Guest article: Managing for unpredictable times

Business, Guest Blog | Mon 18 Feb | Author – Business & Finance

Uncertainty – whether locally or globally – can make it hard for businesses to properly plan, but effective project management could be the solution.

The only thing certain in life is uncertainty. From Brexit to GDPR, we are living in unpredictable times, and as project managers, we need to adapt to ever changing and fast moving environments.

Imagine you were a project manager just three years ago, whose job was to plan the deployment of a new system globally. What global issues would you have needed to prepare for in 2016?

And then… boom! Brexit creates confusion around EU export tariffs. Bash! GDPR kicks in, resulting in decimation of your company’s contact lists. Wallop! US trade embargoes restrict the countries and companies that can be part of your supply chain.

No one was fully prepared for the events of the last two years, and if we look ahead to the next two years, what will happen? Will uncertainty over global oil supplies see us hit peak oil prices? Will a wave of right-wing political leaders see the breakup of the EU? Will the US-Russian relationship reach boiling point and cause the rest of us to get burned?

The good news is that there is a way to deal with all this uncertainty… project management.

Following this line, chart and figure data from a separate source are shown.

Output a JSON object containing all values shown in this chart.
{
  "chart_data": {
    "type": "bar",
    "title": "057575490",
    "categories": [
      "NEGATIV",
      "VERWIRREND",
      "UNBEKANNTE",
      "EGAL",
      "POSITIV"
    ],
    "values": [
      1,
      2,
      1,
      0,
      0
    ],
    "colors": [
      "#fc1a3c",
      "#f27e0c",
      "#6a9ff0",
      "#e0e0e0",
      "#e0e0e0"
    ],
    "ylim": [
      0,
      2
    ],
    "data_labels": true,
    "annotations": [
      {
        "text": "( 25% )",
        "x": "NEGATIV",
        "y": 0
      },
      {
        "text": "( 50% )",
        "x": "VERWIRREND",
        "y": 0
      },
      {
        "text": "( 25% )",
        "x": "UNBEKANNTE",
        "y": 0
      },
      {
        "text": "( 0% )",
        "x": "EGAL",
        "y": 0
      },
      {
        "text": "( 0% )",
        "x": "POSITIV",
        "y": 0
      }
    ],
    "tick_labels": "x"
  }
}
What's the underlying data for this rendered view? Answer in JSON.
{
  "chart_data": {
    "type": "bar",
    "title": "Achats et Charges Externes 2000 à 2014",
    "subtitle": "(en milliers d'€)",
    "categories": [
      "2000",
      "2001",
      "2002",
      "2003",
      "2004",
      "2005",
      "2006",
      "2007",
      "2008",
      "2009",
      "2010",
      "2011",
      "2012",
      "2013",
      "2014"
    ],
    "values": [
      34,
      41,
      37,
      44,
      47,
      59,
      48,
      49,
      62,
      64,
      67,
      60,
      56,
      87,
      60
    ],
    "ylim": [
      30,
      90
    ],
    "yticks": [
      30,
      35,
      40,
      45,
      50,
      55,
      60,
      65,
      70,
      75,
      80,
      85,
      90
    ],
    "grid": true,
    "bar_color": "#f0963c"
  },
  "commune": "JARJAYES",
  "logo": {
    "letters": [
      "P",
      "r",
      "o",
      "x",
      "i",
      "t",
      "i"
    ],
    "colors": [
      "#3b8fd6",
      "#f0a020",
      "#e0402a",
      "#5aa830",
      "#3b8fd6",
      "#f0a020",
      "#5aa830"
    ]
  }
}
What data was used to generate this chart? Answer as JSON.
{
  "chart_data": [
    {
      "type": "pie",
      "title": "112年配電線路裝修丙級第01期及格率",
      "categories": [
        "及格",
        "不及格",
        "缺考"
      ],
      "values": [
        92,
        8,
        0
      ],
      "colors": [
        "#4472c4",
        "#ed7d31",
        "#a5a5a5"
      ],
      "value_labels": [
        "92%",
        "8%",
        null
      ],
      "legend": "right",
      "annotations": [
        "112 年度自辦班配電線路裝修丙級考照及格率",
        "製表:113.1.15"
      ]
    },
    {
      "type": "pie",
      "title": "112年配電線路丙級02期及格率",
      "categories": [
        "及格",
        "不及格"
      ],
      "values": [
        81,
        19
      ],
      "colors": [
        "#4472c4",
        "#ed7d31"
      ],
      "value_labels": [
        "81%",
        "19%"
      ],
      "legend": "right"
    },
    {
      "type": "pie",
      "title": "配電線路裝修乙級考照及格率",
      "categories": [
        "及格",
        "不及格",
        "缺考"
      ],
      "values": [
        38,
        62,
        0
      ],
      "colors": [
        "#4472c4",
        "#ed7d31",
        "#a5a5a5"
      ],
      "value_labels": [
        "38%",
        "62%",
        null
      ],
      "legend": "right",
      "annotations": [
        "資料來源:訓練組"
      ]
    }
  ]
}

Here are five key tools on dealing with uncertainty, based on project management best practice:

  1. Plan

The need to plan sounds obvious. However, we are all guilty of rushing ahead to start executing a project rather than taking enough time to build a solid plan. Take a big project, and then break it down into a series of bite-sized pieces, which can then be tackled individually.

  1. Triple Constraint

Any plan needs to have a defined schedule (when will it be complete); a defined budget (how much money is available); and a defined scope (how much work is to be done). Those three things must be planned and balanced in a way that will deliver an acceptable level of quality. By remembering this, a project manager will ensure they come up with a realistic plan that can be delivered, rather than a fantasy wish-list.

  1. Identify Risk

Rather than live in optimism, you must think about the things that might go wrong, and then decide what you can do now to prevent those things from happening. Some things can’t be prevented, and that’s when you decide what you can do as a contingency plan.

  1. Monitor & Control

Projects have a beginning and an end. They rarely end exactly how you envisaged – changes will occur that require you to take action, switch stance and adjust your position. Monitoring simply means checking how your project is progressing versus the plan. Control means taking corrective action if you are falling behind the plan. Both things must be done from the start right through to the end of the project.

  1. Act on Lessons Learned

At the end of each project, it can be tempting to just move on to the next one. However, it’s important to learn from our mistakes, and also to celebrate any successes. There are always new challenges to be overcome and new techniques that people discover.

Pat Lucey is President of the Ireland Chapter of Project Management Institute (PMI).